Claude Folmer tenía unos 40 años la primera vez que visitó el Mer de Glace , el glaciar más grande de los Alpes franceses. Recuerda haber disfrutado de la vista panorámica desde la plataforma de observación y luego haber hecho una corta caminata hasta el hielo, donde recorrió la cueva de hielo excavada en la superficie del glaciar.

Cuatro décadas después, en una mañana templada y soleada de principios de febrero, Folmer (ahora de 80 años y acompañado por su hijo adulto, Alain) estaba contemplando el mismo glaciar. Quedó impactado por el cambio.
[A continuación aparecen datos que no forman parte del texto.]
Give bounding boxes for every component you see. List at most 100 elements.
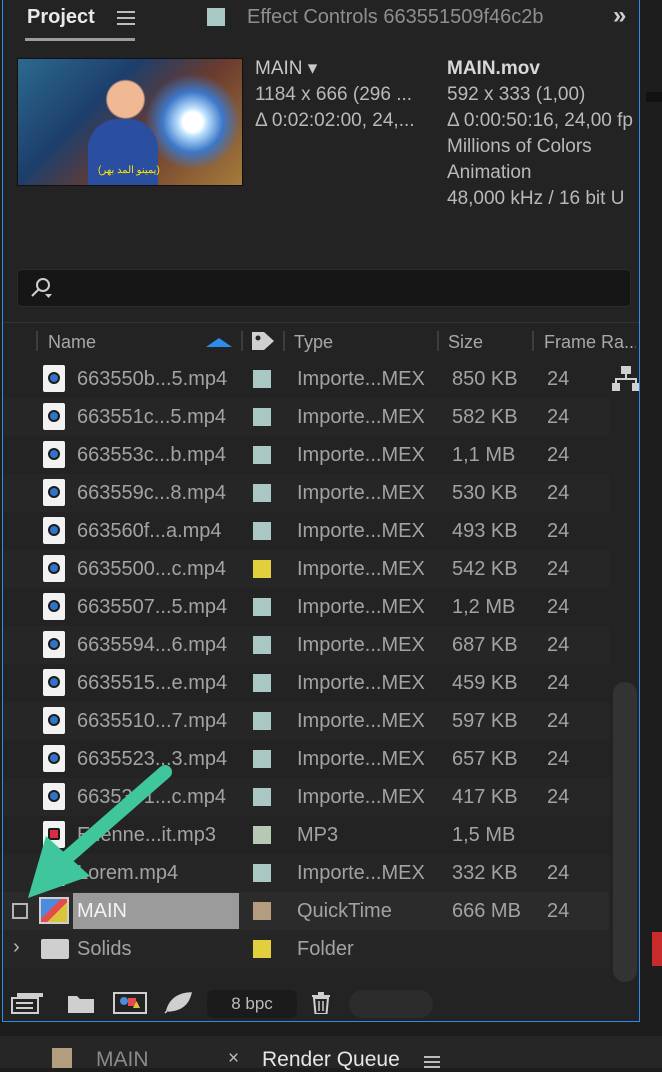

“La diferencia es enorme. El glaciar solía estar justo debajo”, dijo Folmer, señalando el río de hielo cubierto de grava que ahora se encuentra a más de 800 pies verticales debajo de la plataforma de observación. “Para alguien que no sabe cómo era antes, es una escena hermosa. Pero cuando sabes la diferencia, es realmente triste”, dijo.

Folmer, que vive cerca de la ciudad francesa de Albertville, viajó en tren a Chamonix, el pueblo de montaña desde donde los visitantes pueden visitar fácilmente el glaciar. Él y su hijo estuvieron allí el día de la inauguración de una góndola que transporta a los visitantes entre la plataforma de observación y el hielo de abajo. Los Folmer no estaban al tanto del nuevo ascensor, que reemplaza una góndola más antigua construida en 1988, pero cuando se enteraron de la noticia, ninguno de los dos quedó satisfecho.

“En algún momento, hay que dejar el glaciar en paz”, dijo el Sr. Folmer más joven. “Se está instalando una gran maquinaria. ¿Dónde se detendrá?

Bajo un cielo azul, decenas de turistas con chaquetas y sombreros se reúnen en una plataforma de observación con vista a un glaciar y montañas escarpadas y nevadas.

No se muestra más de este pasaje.